Personal information
- Full name: Carl Lombé
- Date of birth: 18 May 1986 (age 38)
- Place of birth: Yaoundé, Cameroon
- Height: 1.67 m (5 ft 6 in)
- Position(s): Midfielder

Senior career*
- Years: Team / Apps / (Gls)
- 2003–2005: Pyunik FC / 29 / (3)
- 2005–2007: FC Rapid București
- 2007: SV Wehen Wiesbaden / 1 / (0)
- 2008–2012: Aris Limassol F.C. / 86 / (0)

International career
- Armenia U19 / 2 / (1)
- Armenia U21 / 12 / (0)

= Carl Lombé =

Cameroonian-Armenian footballer

Carl Lombé (born 18 May 1986 in Yaoundé) is a Cameroonian–Armenian footballer who played for Cypriot side Aris Limassol F.C.

Despite being capped for Armenia at youth level, he is still eligible to play for Cameroon as he never played for Armenia in the senior team.

==Biography==
Lombé moved to Armenia in 2002 and signed a contract with Pyunik FC in March 2003. In 2005, he joined Rapid București along with Apoula Edel by unilaterally terminated his contract without just reason.
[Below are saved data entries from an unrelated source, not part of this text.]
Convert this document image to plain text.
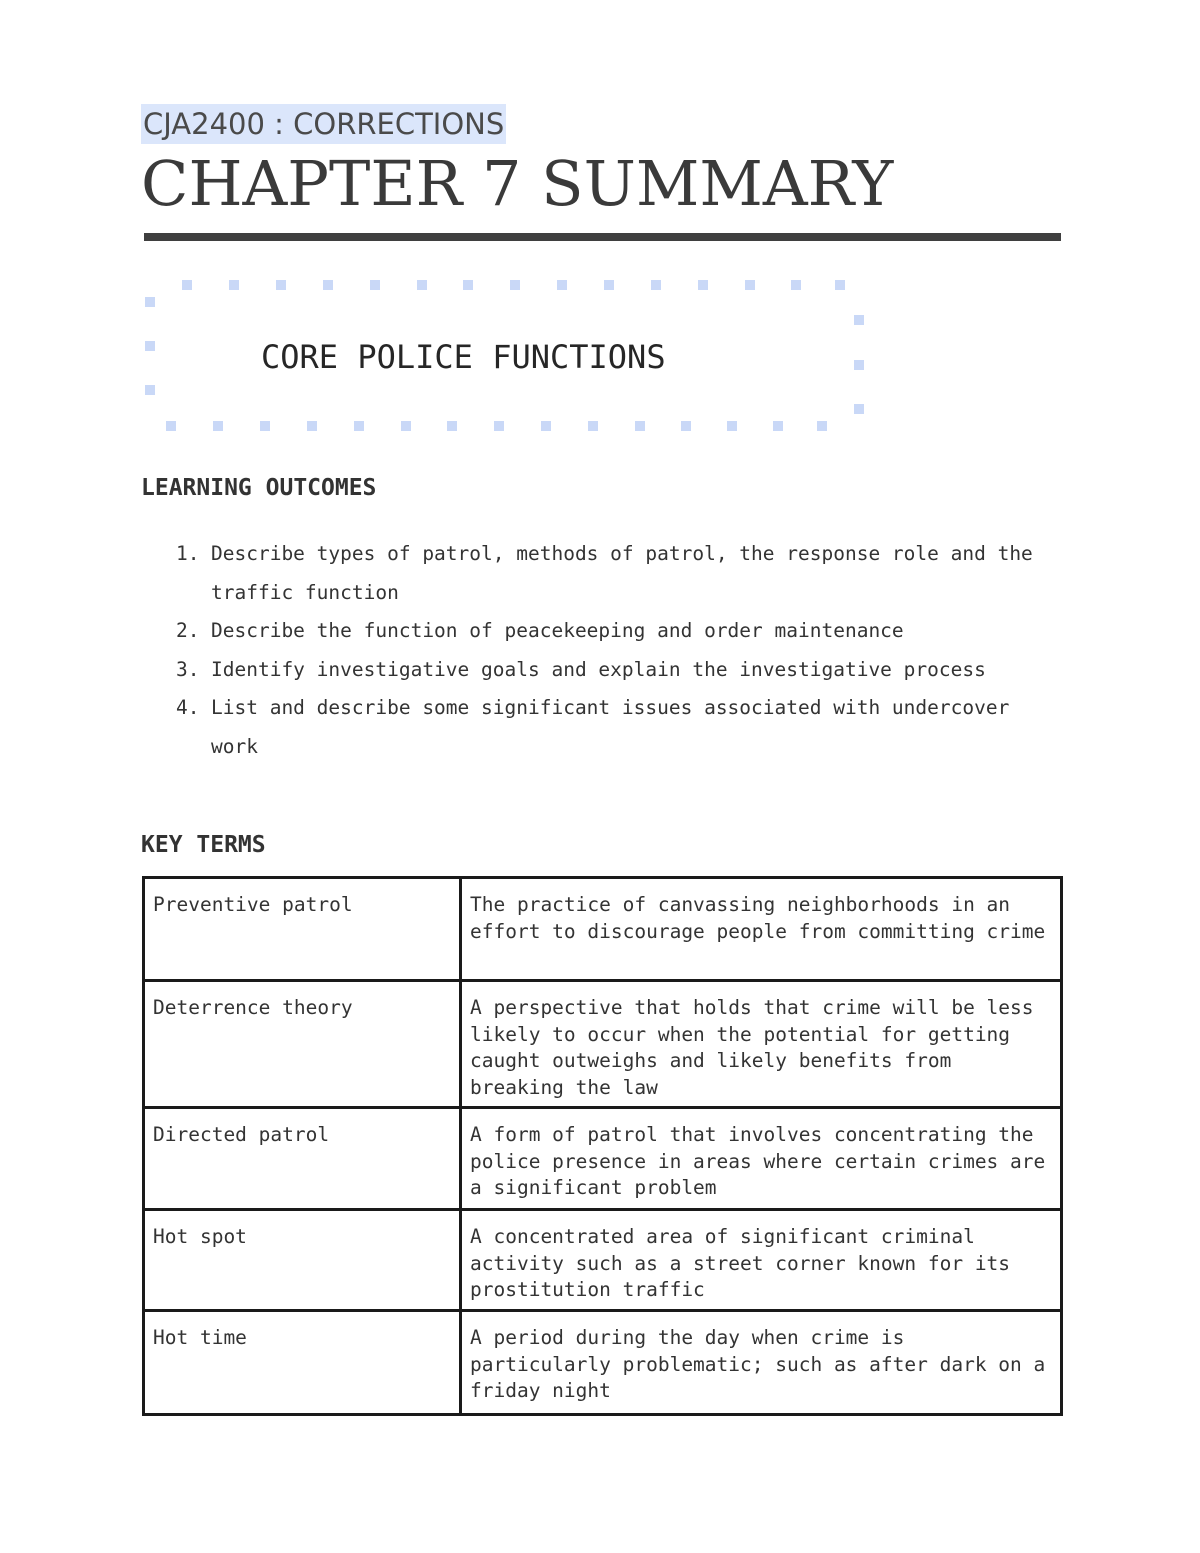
CJA2400 : CORRECTIONS
CHAPTER 7 SUMMARY
CORE POLICE FUNCTIONS
LEARNING OUTCOMES
1. Describe types of patrol, methods of patrol, the response role and the traffic function
2. Describe the function of peacekeeping and order maintenance
3. Identify investigative goals and explain the investigative process
4. List and describe some significant issues associated with undercover work
KEY TERMS
Preventive patrol	The practice of canvassing neighborhoods in an effort to discourage people from committing crime
Deterrence theory	A perspective that holds that crime will be less likely to occur when the potential for getting caught outweighs and likely benefits from breaking the law
Directed patrol	A form of patrol that involves concentrating the police presence in areas where certain crimes are a significant problem
Hot spot	A concentrated area of significant criminal activity such as a street corner known for its prostitution traffic
Hot time	A period during the day when crime is particularly problematic; such as after dark on a friday night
Pyunik FC submitted the case to FIFA Dispute Resolution Chamber, which the DRC passed a decision on 4 April 2007 and sent the decision to the parties on 3 August, which Lombé was ordered to pay Pyunik US$15,000. He also claimed he was forced to naturalise in the court as an excuse to leave the country in 2005. The parties submitted the appeal to the Court of Arbitration for Sport and CAS partially upheld the DRC decision and increased the fee to US$25,000 in 2008.